Variables            : Min LB: 0.000000         Max UB: 1.000000       
Objective nonzeros   : Min   : 1.000000         Max   : 1.000000       
Linear constraints   :
  Nonzeros           : Min   : 0.0009000000     Max   : 7500.000       
  RHS nonzeros       : Min   : 11.00000         Max   : 500.0000       

Version identifier: 12.10.0.0 | 2019-09-19 | b4d7cc16e3
CPXPARAM_Read_DataCheck                          1
CPXPARAM_RandomSeed                              201909284
Using devex.
solution for: LP-Castro
objective: -1552.167
x2 = 1.000
x29 = 1.000
x33 = 1.000
x38 = 1.000
x93 = 1.000
x101 = 5.675
x102 = 11.000
x103 = 494.000
x104 = 494.000
x105 = 494.000
x106 = 492.000
x107 = 485.750
x108 = 485.750
x109 = -5.000
x110 = 1.000
x111 = 1.000
x113 = 8.000
x114 = 14.250
x116 = 5.000
x117 = 5.000
x118 = -5.000
x119 = -5.000
x120 = -5.000
x135 = 5.000
x137 = 6.000
x164 = 8.000
x168 = 6.250
x173 = 5.000
x228 = 5.000
x274 = 5.000
x283 = 5.000
x284 = 5.000
x285 = 5.000
x303 = 3.611
x305 = 250.000
x306 = 253.388
x307 = 1805.556
x308 = -1555.556
x309 = -1552.167

Second, basis file does not make any difference as , without it solving the LP takes only one iteration with dual. I am probably missing something but I am unable to reproduce the stack you sent. So far, everything looks OK. This said, I will be on vacation for two weeks; I might check support from time to time, but full support will start again beggining of January.

Hope this helps

PS: I am running the latest version of DOcplex (2.19). I suggest you also upgrade to this version.

bhimabi commented 3 years ago

Hi

I am running the latest cplex and docplex 2.19. The odd issue is that I am running this iteration 1000s of times. It only messes up after several runs. This means it works for the first n-number of runs and then it starts messing up. I also noticed that when i run this on my windows laptop this error never appears. This has been only on my linux.

As for your suggestions:

My lp run is defined in a function which takes in the model. After that iteration, I import the new basis so that the next time the lp function is called, it has a basis imported for it to start the simplex algorithm.

bhimabi commented 3 years ago

Hi,

I have been experiencing inconsistant outputs with the LP model on an unrelated issue. I created another issue regarding this to keep issues separate [link]. Perhaps this and my problem of reading basis files failing could be related.

Regarding your other comment:

Second, basis file does not make any difference as , without it solving the LP takes only one iteration with dual. I am probably missing something but I am unable to reproduce the stack you sent.
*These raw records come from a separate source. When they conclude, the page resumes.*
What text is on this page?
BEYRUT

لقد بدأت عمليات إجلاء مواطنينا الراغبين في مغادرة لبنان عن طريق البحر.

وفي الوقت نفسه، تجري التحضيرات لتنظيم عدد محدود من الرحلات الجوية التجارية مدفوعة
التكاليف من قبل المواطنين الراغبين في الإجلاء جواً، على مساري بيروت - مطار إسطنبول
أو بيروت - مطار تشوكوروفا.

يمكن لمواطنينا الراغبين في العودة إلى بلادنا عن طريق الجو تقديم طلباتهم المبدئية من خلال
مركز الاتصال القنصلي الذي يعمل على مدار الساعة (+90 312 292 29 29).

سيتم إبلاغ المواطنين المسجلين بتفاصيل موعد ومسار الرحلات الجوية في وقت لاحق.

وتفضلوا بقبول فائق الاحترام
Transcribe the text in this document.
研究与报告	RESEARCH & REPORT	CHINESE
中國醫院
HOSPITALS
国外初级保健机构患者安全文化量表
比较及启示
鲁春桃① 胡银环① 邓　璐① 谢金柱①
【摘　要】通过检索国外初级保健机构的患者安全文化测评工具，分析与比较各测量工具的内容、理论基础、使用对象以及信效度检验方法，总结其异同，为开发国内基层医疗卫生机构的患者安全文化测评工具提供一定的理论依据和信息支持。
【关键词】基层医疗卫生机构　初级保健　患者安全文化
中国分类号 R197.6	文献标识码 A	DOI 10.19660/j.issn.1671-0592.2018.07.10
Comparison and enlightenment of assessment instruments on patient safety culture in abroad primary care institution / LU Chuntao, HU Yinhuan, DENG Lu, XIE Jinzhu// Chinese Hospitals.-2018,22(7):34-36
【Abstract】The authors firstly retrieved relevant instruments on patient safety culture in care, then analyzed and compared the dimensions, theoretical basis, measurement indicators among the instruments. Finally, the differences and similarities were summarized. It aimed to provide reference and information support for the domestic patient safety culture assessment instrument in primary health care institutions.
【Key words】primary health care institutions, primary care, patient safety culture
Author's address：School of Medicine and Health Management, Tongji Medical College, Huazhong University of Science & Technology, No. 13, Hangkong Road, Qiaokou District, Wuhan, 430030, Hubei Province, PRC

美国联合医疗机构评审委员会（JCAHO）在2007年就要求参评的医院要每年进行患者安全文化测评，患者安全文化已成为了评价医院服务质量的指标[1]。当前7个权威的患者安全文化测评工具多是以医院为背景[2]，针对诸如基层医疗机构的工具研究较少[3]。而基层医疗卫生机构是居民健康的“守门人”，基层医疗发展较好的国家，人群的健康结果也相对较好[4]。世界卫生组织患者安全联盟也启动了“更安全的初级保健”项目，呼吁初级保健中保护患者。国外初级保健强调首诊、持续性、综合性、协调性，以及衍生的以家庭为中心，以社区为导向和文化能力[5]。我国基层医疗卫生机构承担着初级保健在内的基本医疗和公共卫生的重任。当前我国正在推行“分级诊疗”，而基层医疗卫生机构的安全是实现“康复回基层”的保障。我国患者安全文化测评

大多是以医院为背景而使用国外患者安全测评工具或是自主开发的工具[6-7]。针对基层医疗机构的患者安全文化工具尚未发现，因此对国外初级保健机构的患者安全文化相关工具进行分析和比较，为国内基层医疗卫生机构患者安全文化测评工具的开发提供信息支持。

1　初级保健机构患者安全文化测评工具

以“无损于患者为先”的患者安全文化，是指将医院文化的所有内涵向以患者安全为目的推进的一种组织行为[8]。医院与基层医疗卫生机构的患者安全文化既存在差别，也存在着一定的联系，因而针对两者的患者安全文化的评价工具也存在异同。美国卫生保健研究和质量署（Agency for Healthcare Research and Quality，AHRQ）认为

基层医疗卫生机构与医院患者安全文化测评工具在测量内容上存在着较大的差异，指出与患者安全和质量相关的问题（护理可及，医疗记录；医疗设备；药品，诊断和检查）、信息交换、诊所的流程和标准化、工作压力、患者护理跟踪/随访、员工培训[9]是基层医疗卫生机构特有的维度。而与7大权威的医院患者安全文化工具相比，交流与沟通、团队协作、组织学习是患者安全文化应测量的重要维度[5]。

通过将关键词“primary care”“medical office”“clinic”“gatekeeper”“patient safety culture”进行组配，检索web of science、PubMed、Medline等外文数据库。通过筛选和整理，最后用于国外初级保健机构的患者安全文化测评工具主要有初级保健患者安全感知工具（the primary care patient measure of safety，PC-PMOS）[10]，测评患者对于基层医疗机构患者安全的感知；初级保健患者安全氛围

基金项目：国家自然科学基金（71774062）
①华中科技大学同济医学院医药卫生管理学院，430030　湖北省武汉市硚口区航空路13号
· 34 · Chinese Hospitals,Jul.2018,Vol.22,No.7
So far, everything looks OK.

The datasets I am running are very tiny instances and I would be expanding these to very large datasets which would increase the size of the LP by over 1000 times. I was trying to see if using the basis file would result in any appreciable speed up in those cases. If you know it from experience/fact that there is no appreciable speed up, I shan't continuing trying to implement this.